The supporters who attacked Osango carried machetes, stones, and bottles, said the journalist, who received physiotherapy for pain in her left arm after the incident. She said that they stole her jewelry, press identification, bank cards, and the equivalent of US$700 in cash. The attackers also hit her vehicle with stones and machetes, smashing its windows, according to Osango and footage by local broadcaster Canal Kin Télévision. The mob punched and threw stones at Osango’s driver after he tried to intervene, and he sought treatment at a local hospital for a head injury and body pain.
“Fayulu forbade you to come to Ecidé. Do you want to be raped? Do you think Fayulu is missing the money? Today is your death,” Osango told CPJ the supporters shouted at her. “I am accused on a daily basis by the ruling party of defending the cause of the opponent Fayulu through my various programs and today Fayulu activists are looking for my head and want to rape me. Finally, who do I work for? As a journalist, I do not belong to any political formation or leader. I am for the truth,” Osango said.
“This woman [Osango] just wants to distract us. I don’t know who attacked her and damaged her vehicle,” Ecidé youth president Serge Welo, who was at the scene of the attack, told CPJ via messaging app.

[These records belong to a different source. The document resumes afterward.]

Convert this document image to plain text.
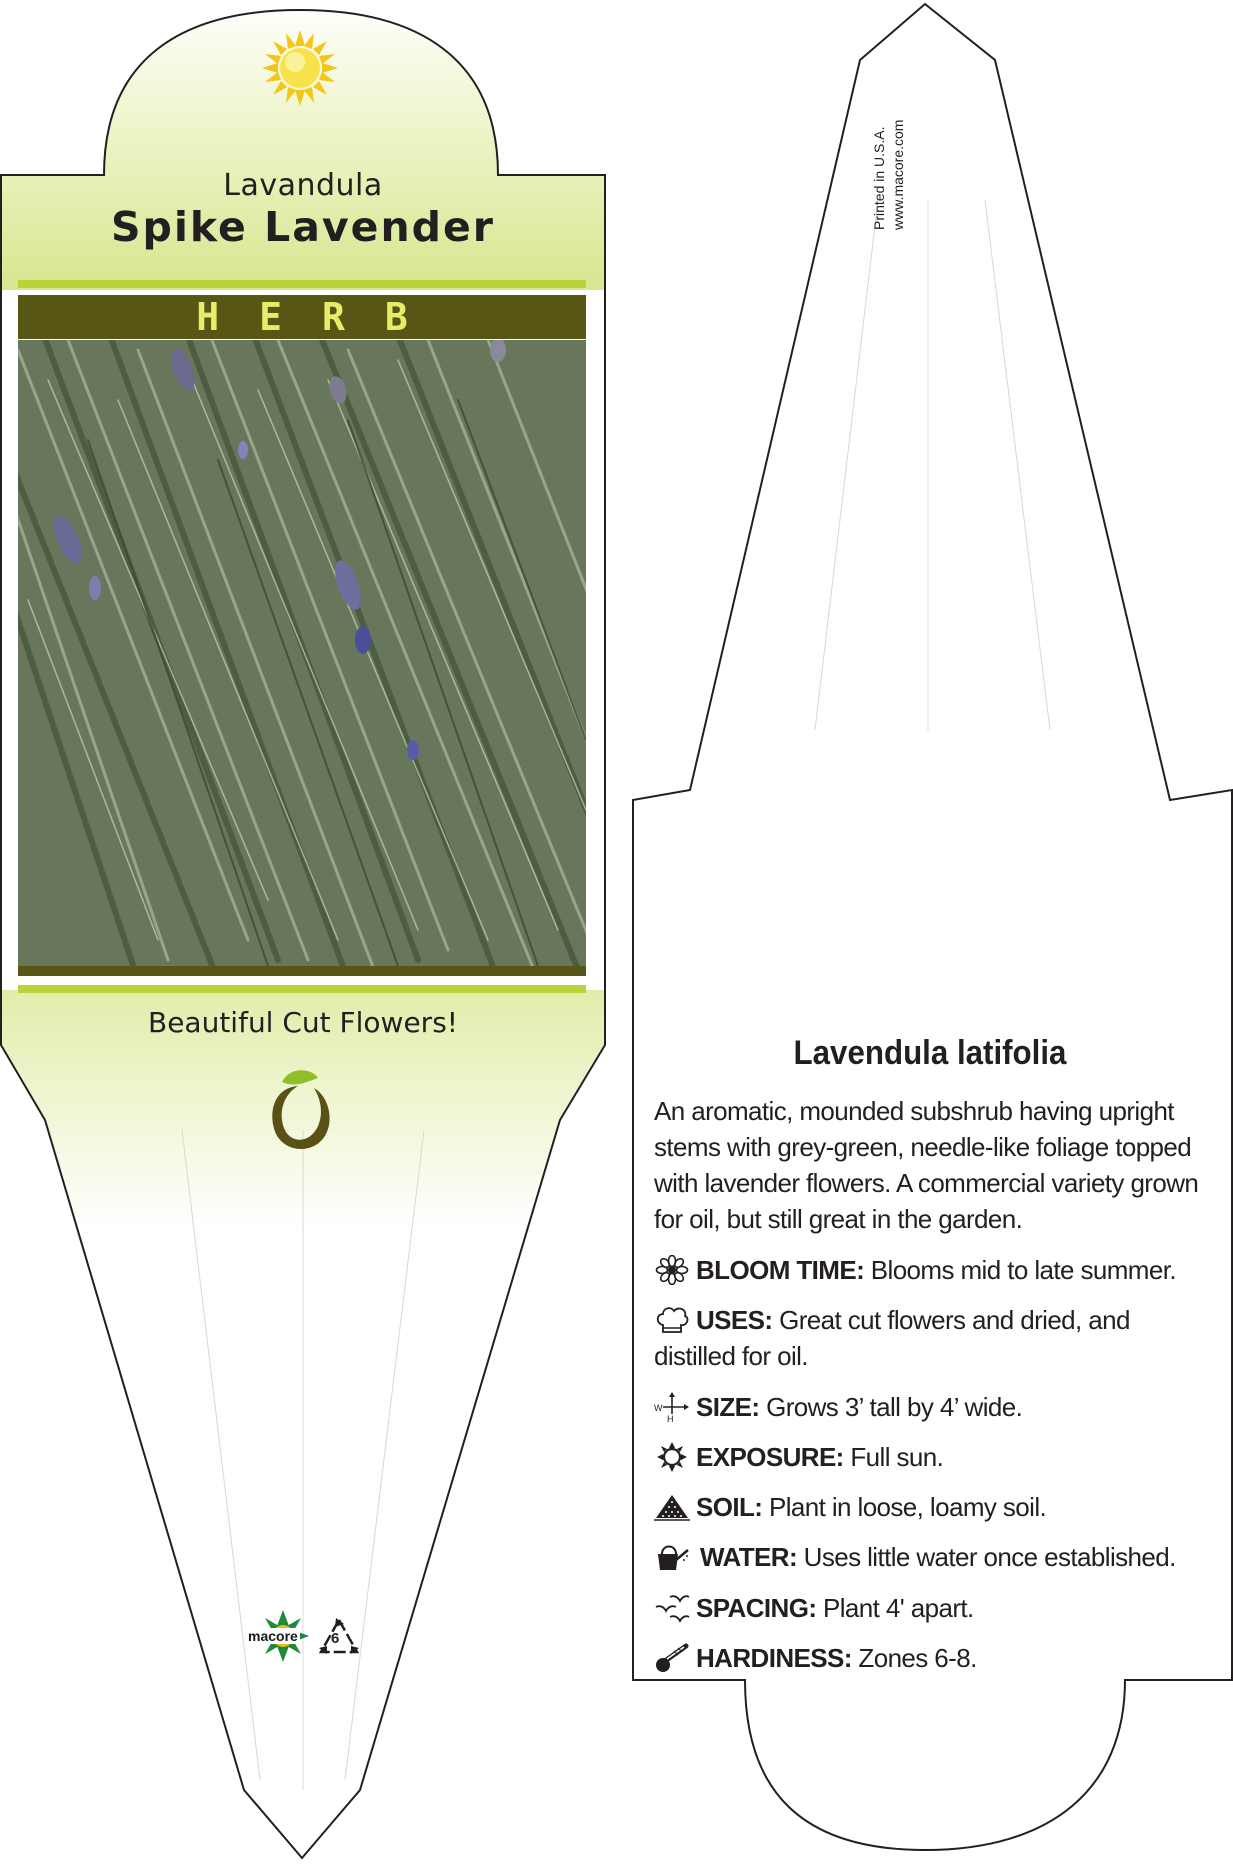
HERB
Lavandula
Spike Lavender
Beautiful Cut Flowers!
macore 6
Printed in U.S.A. www.macore.com
Lavendula latifolia
An aromatic, mounded subshrub having upright stems with grey-green, needle-like foliage topped with lavender flowers. A commercial variety grown for oil, but still great in the garden.
BLOOM TIME: Blooms mid to late summer.
USES: Great cut flowers and dried, and distilled for oil.
W
H SIZE: Grows 3’ tall by 4’ wide.
EXPOSURE: Full sun.
SOIL: Plant in loose, loamy soil.
WATER: Uses little water once established.
SPACING: Plant 4' apart.
HARDINESS: Zones 6-8.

Ecidé Secretary General Devos Kitoko told CPJ via messaging app that he was not in Kinshasa at the time of the attack and “cannot understand why Tatiana Osango would be assaulted at the headquarters of Ecidé since it is almost every week that she comes to the headquarters of our political party to peacefully cover our activities and that day we had no activity,” adding that he thought Osango should have informed him directly of the attack instead of sharing it in the media.
CPJ’s calls to the Provincial Commissioner of the Congolese National Police in Kinshasa, General Sylvano Kasongo, rang unanswered.